Theory, equations and matrix shapes for data used in an ordinary least squares operation which fits a line through a set of points representing measured distances are shown at the top of this IPython notebook.

Theory, equations and matrix shapes for data used in a weighted least squares operation which compares the accuracy of a similarity and affine transform of observed x and y coordinates are shown at the top of this IPython notebook.
This notebook also demonstrates the use of estimated parameters to calculate transformed coordinates of new input points, using both statsmodels predict() function, and manually, using a transformation matrix.

A, A matrix, X: the design matrix, referred to as exogenous in the statsmodels module. The explanatory variable, or regressors.
b, b vector, Y: the outcome vector, referred to as endogenous in the statsmodels module. The response variable, or regressand.

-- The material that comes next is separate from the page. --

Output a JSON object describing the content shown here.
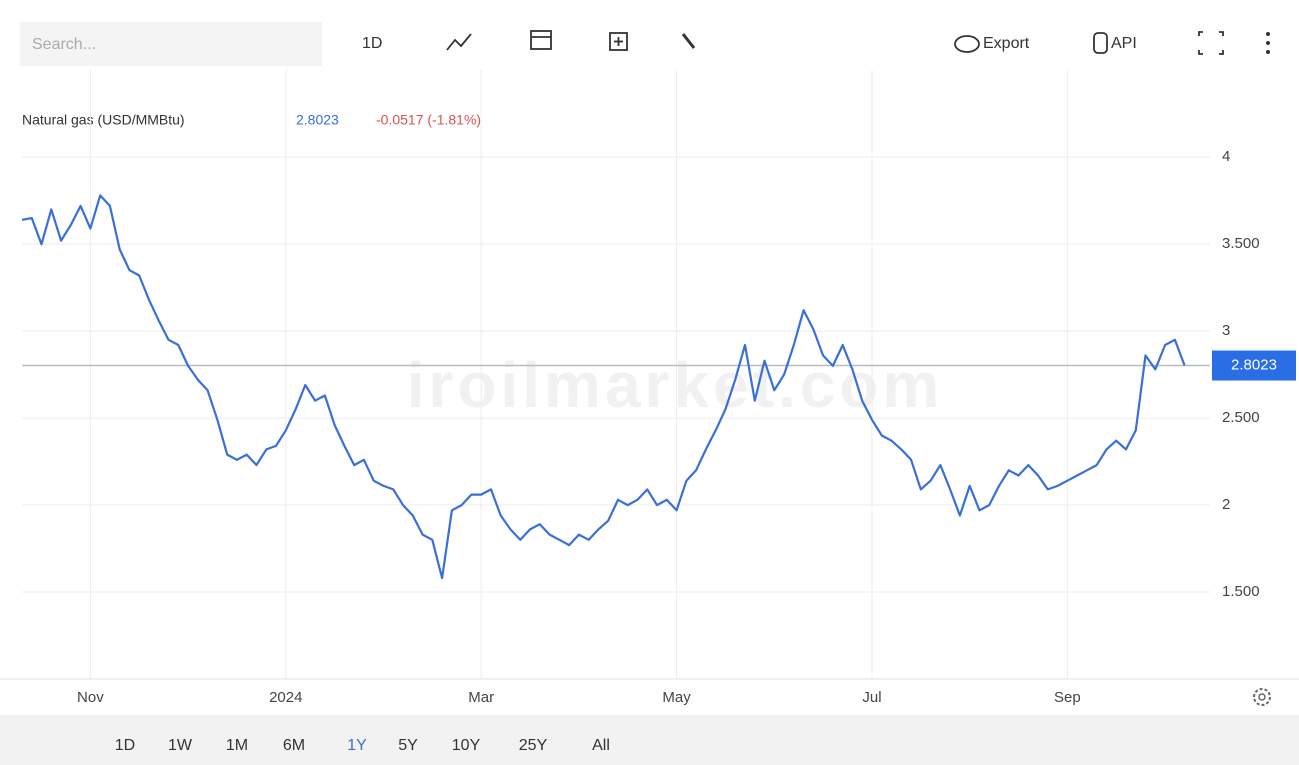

See the docs for a complete explanation. It should also be noted that the signatures of the numpy.linalg.lstsq and statsmodels.WLS methods are reversed: numpy expects the design matrix followed by the outcome vector, while statsmodels expects the outcome vector followed by the design matrix.

Data is contained in CSVs in the data directory:

coordinates.csv contains imaged coordinates of the control points, while ground_control_points.csv contains the actual coordinates in eastings and northings. For the OLS example, year_distance.csv contains the data for the ordinary least squares transform.

The matrices are described for the least squares methods using a patsy formula, which is similar to those used in R, though they can also be specified in terms of endog/exog (or y and X etc.) using the uppercase versions of the methods found in statsmodels.formula.api.
NB: If you are not using patsy to describe the OLS formula, you must ensure that your design matrix contains an intercept by including a constant term. You can do this manually, or by using the add_constant method. If you do not do this, your results will be wrong: the line will be fitted as if the b term in y = mx + b was 0.

It's apparent from the scatter plot shown at the top of the page that the affine transformation is the more accurate of the two, however we can compare the quality of the two transformations by obtaining the sigma zero value, which is the standard error of the weighted residual variance for each transform, and can be calculated by taking the square root of either the mse_resid or (more correctly in a weighted regression) the scale attribute of the result object:

Standard error of the affine transform: 0.0048
Standard error of the similarity transform: 0.0254

The ordinary least squares fit example is just a dummy set of measurements, regressed against the year in which they were made. Green points on the plot show actual measurements, while the fuchsia-coloured line shows the best fit following least squares treatment.